There is a strong sense of resentment among young people towards the older generations in Britain. Experts now see the generational split, not class, as the principal dividing line in British society. That level of inter-generational animosity simply doesn't exist in this country. While there are generational differences, they aren't dramatically worse than in other generations.

At the end of the day, politicians are just talking heads. Many young people say they aren't going to vote because it won't make any difference. All politicians are the same, so why bother supporting any of them?

A key factor in the increased youth turnout in Britain was the gaping hole between what British Labour and the Conservatives were offering young people.

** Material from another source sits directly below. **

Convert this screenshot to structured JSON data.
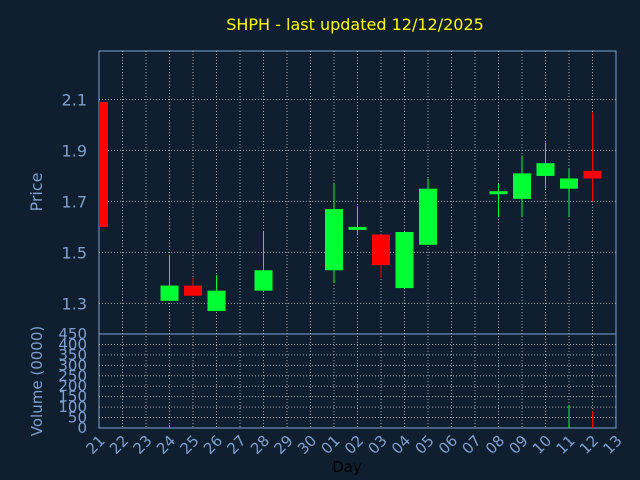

Jeremy Corbyn offered a vastly different vision to a society that had just been shaken to its core. In contrast, by the end of the New Zealand election the gap between Labour and National's youth policies, while not small, was no longer decisive. For many, the difference eventually came down to whose plan would work better, not who understood the issues better.

The irony for Labour is that Jacindamania and Labour's policies on youth forced National to engage on issues they had been happy to ignore for nine years. Consequently for young people, the difference between a National-led future and a Labour one became less dramatic.

Despite all that negativity there is something to keep in mind. In the US presidential election last year, about half of those under 30 voted. In the 2015 UK election, 43 per cent of 18-24 year olds voted. In 2017, that rose to 58 per cent. In Canada's 2015 election, 57 per cent of those aged 18-24 voted, a huge increase on the 39 per cent of 2011.

In New Zealand where, comparatively, social conflict is low and so the entire population's scope for apathy is high, our youth turnout could be worse. But, and I don't mean to sound too much like the Labour Party, we can do better.